Dropbox Boasts 500 Million Registered Users For Its Cloud Storage Service

Dropbox has announced that it has reached a new milestone with it now having 500 million registered users. The company announced 100 million users in November 2012, 200 million a year later, and from then on it sped up and added more than 200 million users in just 13 months. The last 100 million users, i.e. to reach half a billion milestone, were added in less than 9 months.

The company says the numbers behind the expansion are global with users from across the world. Specifically Dropbox stated, that most consumer signups over the past nine months were from Brazil, India, UK, Germany and USA. It adds, that the same trend was seen for business users as well. Dropbox is based in the US but its user base makes it a global company as 75 percent of the company’s users are from outside the US.

Dropbox also shared that the service has reached another record as 3.3 billion connections were established amongst users over this time period, a 51 percent increase over the previous year. 44 percent of the new accounts were registered thanks to referrals from existing users who introduced their friends, family and colleagues to the cloud storage service.

When Dropbox reached 400 million users, it boasted that there were 50 countries around the world with more than 1 million Dropbox users each and that they were syncing 1.2 billion files every day, creating over 100,000 shared folders every hour, making 4,000 edits per second and using Dropbox at more than 8 million businesses. Dropbox has more than 150,000 paying customers including business users. These stats, however, were not updated though.

It is impressive to see that Dropbox adoption has increased again. When it launched in 2008, it had a head start but the competition much tougher nowadays as rival services are offering much more space with encryption, and that too without any cost. Much of its competition comes from Mega, Google Drive, Box and Microsoft’s OneDrive. Mega offers the best features and most space while Microsoft and Google have integrated services with their cloud services and have very deep pockets.

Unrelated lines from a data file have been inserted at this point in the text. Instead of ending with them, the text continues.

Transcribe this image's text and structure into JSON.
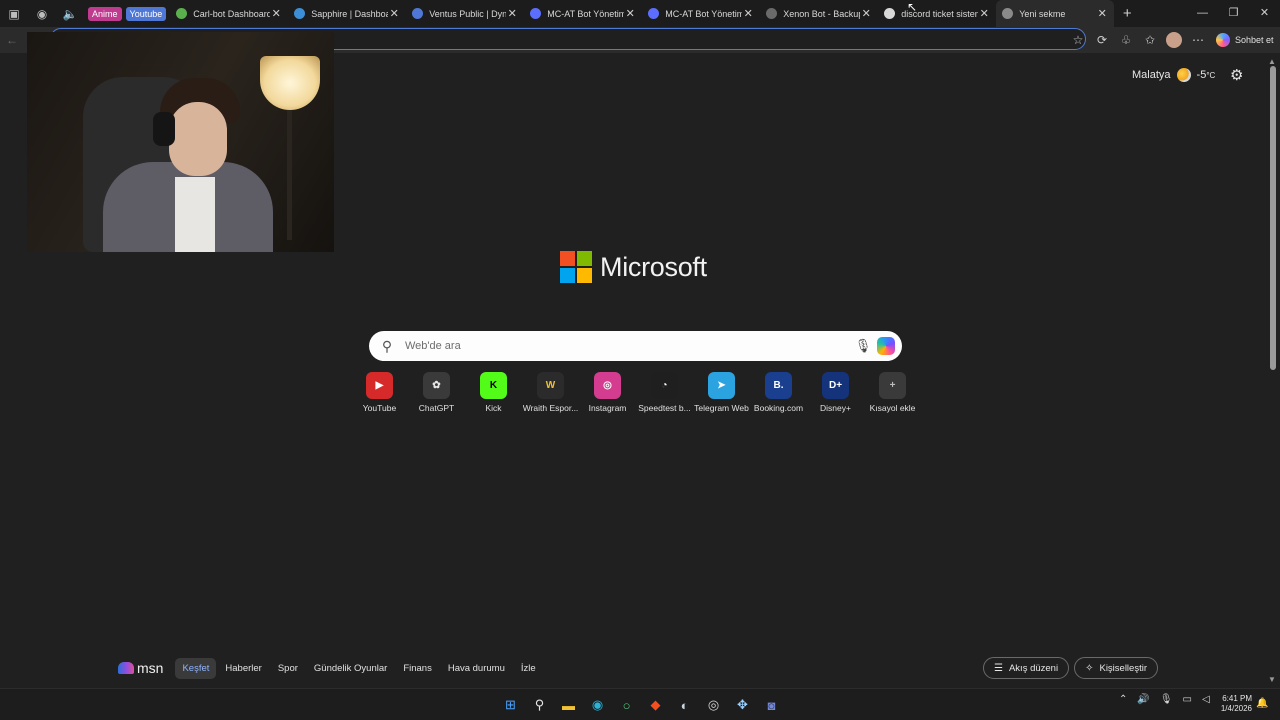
{
  "browser": {
    "tab_groups": [
      {
        "label": "Anime",
        "color": "#c03b8f"
      },
      {
        "label": "Youtube",
        "color": "#4f78d6"
      }
    ],
    "tabs": [
      {
        "title": "Carl-bot Dashboard",
        "fav": "#5ab04c"
      },
      {
        "title": "Sapphire | Dashboard",
        "fav": "#3b8fd6"
      },
      {
        "title": "Ventus Public | Dyno",
        "fav": "#4f78d6"
      },
      {
        "title": "MC-AT Bot Yönetim Pa",
        "fav": "#5b6eff"
      },
      {
        "title": "MC-AT Bot Yönetim Pa",
        "fav": "#5b6eff"
      },
      {
        "title": "Xenon Bot - Backups a",
        "fav": "#6a6a6a"
      },
      {
        "title": "discord ticket sistemi n",
        "fav": "#d8d8d8"
      },
      {
        "title": "Yeni sekme",
        "fav": "#8a8a8a",
        "active": true
      }
    ],
    "chat_button": "Sohbet et"
  },
  "weather": {
    "city": "Malatya",
    "temp": "-5",
    "unit": "°C"
  },
  "logo": {
    "text": "Microsoft"
  },
  "search": {
    "placeholder": "Web'de ara"
  },
  "shortcuts": [
    {
      "label": "YouTube",
      "glyph": "▶",
      "bg": "#d62a2a",
      "fg": "#ffffff"
    },
    {
      "label": "ChatGPT",
      "glyph": "✿",
      "bg": "#3a3a3a",
      "fg": "#e6e6e6"
    },
    {
      "label": "Kick",
      "glyph": "K",
      "bg": "#53fc18",
      "fg": "#000000"
    },
    {
      "label": "Wraith Espor...",
      "glyph": "W",
      "bg": "#2b2b2b",
      "fg": "#f2c232"
    },
    {
      "label": "Instagram",
      "glyph": "◎",
      "bg": "#d43c8f",
      "fg": "#ffffff"
    },
    {
      "label": "Speedtest b...",
      "glyph": "◔",
      "bg": "#1f1f1f",
      "fg": "#ffffff"
    },
    {
      "label": "Telegram Web",
      "glyph": "➤",
      "bg": "#2aa3e0",
      "fg": "#ffffff"
    },
    {
      "label": "Booking.com",
      "glyph": "B.",
      "bg": "#1a3f8f",
      "fg": "#ffffff"
    },
    {
      "label": "Disney+",
      "glyph": "D+",
      "bg": "#14337a",
      "fg": "#ffffff"
    },
    {
      "label": "Kısayol ekle",
      "glyph": "+",
      "bg": "#3a3a3a",
      "fg": "#bdbdbd"
    }
  ],
  "msn": {
    "logo": "msn",
    "nav": [
      "Keşfet",
      "Haberler",
      "Spor",
      "Gündelik Oyunlar",
      "Finans",
      "Hava durumu",
      "İzle"
    ],
    "feed_layout": "Akış düzeni",
    "personalize": "Kişiselleştir"
  },
  "taskbar": {
    "apps": [
      {
        "icon": "windows-start",
        "glyph": "⊞",
        "color": "#4aa3ff"
      },
      {
        "icon": "search",
        "glyph": "⚲",
        "color": "#e6e6e6"
      },
      {
        "icon": "file-explorer",
        "glyph": "▬",
        "color": "#f2c232"
      },
      {
        "icon": "edge",
        "glyph": "◉",
        "color": "#2bb3d6"
      },
      {
        "icon": "obs-or-app",
        "glyph": "○",
        "color": "#4fd07a"
      },
      {
        "icon": "brave",
        "glyph": "◆",
        "color": "#f25022"
      },
      {
        "icon": "steam",
        "glyph": "◐",
        "color": "#c7d5e0"
      },
      {
        "icon": "app-with-badge",
        "glyph": "◎",
        "color": "#d8d8d8"
      },
      {
        "icon": "app",
        "glyph": "✥",
        "color": "#9ad0ff"
      },
      {
        "icon": "discord",
        "glyph": "◙",
        "color": "#7289da"
      }
    ],
    "time": "6:41 PM",
    "date": "1/4/2026"
  }
}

Perhaps Dropbox’s strategy to partner with Microsoft across mobiles and web, experimentation with tools for Chrome, Windows and Mac without any partnerships has helped maintain user adoption even with such competition. In short, maybe it is just too mainstream and people like to use it. But there have been some questions regarding the company’s $10 billion valuation and it has failed to succeed with any new service other than file sharing. Dropbox definitely has a tough road ahead if it wants those registered users to regularly use the service.